Mise en scène Oscar Sisto
Avec Sylvie Mauté et Catherine Perrotte
Condamnés à la peine capitale pour leurs idéaux, Lucile et Camille Desmoulins en1794 ainsi qu’Ethel et Julius Rosenberg en1951 n’abdiquèrent jamais malgré l’ignominie et la cruauté du châtiment. Composée de deux parties, la pièce débute avec les époux Desmoulins. Camille Desmoulins est accusé de trahison par ses anciens amis après avoir dénoncé le régime de la terreur instauré par Robespierre. Situation insensée et d’autant plus douloureuse pour ce républicain qui s’est battu pour la révolution. Dans un tout autre contexte, celui de la guerre froide et du maccarthysme triomphant, la seconde partie aborde le procès Rosenberg qui bouleversa l’Amérique.
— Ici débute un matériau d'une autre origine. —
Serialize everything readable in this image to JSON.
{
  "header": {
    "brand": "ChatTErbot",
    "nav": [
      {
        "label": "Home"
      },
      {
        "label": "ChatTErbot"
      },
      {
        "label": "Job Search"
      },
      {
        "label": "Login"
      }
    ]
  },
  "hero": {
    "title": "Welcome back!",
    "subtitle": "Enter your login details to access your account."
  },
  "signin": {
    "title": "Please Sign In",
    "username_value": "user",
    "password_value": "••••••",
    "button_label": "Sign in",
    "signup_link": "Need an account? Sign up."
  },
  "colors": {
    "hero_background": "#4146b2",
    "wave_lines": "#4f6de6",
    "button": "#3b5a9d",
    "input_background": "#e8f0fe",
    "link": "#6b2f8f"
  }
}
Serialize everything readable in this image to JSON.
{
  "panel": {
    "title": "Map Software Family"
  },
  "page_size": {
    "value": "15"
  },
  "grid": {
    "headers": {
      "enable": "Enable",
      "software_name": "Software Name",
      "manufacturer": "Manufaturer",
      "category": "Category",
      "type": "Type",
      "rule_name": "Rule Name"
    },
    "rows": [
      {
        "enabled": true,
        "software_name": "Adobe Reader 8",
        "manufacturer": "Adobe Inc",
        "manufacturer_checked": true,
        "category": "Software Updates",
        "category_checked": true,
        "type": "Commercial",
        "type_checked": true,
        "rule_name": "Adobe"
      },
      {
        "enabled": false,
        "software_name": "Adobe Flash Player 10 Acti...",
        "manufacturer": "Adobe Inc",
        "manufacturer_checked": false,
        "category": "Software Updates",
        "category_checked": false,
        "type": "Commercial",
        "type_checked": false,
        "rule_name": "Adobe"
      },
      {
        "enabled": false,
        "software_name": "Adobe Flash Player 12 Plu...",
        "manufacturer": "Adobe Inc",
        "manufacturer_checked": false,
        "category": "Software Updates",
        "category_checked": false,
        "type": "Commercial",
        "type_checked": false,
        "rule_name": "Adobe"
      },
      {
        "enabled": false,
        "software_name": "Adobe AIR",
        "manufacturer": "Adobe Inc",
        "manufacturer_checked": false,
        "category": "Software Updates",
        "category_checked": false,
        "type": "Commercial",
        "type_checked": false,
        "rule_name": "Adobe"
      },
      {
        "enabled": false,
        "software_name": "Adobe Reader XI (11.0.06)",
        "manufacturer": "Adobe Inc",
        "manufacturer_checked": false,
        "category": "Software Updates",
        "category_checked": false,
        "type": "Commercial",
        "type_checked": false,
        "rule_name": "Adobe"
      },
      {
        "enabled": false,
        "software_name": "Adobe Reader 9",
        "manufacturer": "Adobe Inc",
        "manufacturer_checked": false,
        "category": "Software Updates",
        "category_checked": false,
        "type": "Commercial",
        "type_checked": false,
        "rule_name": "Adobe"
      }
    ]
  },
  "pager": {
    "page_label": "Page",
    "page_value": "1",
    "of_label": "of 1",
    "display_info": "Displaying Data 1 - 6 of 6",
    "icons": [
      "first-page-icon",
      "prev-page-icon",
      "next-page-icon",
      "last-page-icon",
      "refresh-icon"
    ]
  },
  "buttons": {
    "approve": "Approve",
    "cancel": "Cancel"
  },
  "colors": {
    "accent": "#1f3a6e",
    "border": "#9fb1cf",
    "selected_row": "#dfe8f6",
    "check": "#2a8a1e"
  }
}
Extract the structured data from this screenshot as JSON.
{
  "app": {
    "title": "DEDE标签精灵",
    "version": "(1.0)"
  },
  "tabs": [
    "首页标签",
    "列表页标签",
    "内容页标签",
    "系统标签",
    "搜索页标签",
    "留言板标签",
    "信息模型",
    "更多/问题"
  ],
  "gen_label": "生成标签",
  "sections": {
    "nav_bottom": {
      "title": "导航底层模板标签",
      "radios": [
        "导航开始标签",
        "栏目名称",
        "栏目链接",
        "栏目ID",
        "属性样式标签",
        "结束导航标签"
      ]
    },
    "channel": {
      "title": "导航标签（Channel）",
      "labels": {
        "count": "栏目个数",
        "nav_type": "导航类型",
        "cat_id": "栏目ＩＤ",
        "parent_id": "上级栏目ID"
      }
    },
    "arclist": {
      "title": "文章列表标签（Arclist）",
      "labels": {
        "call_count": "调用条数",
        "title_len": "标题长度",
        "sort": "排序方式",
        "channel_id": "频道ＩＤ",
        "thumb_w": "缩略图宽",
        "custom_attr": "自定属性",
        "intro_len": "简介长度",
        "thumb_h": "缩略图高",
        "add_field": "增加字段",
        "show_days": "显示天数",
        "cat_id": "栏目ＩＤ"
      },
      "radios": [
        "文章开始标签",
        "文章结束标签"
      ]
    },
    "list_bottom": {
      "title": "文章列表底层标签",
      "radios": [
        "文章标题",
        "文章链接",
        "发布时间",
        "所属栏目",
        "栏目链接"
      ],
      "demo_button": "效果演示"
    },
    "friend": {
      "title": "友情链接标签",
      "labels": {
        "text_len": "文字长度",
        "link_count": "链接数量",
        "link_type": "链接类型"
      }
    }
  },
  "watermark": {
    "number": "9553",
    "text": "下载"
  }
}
Soupçonné d’espionnage, le couple clame son innocence et demande la révision du procès. Malgré leurs deux jeunes enfants, et les nombreux appels à la clémence, le pouvoir se montre inflexible envers ces militants communistes.
Jusqu’au bout de la vie les deux couples montrèrent une force et une dignité hors du commun, comme en témoignent leurs correspondances. La pièce propose une mise en scène de ces ultimes échanges conjugaux, où l’on découvre comment ils puisèrent les ressources nécessaires pour ne pas sombrer dans la haine et le désespoir. Leur souffrance est immense, mais l’amour qui les unit et aussi l’amour de la vie qu’ils n’oublient pas, semble les élever au-dessus de l’engrenage absurde dont ils sont victimes. Sylvie Mauté et Catherine Perrotte nous font partager avec émotion ces derniers instants à la fois sublimes et déchirants, dans une mise en scène d’Oscar Sisto qui souligne avec pertinence la résonance universelle de ces deux hymnes à la vie.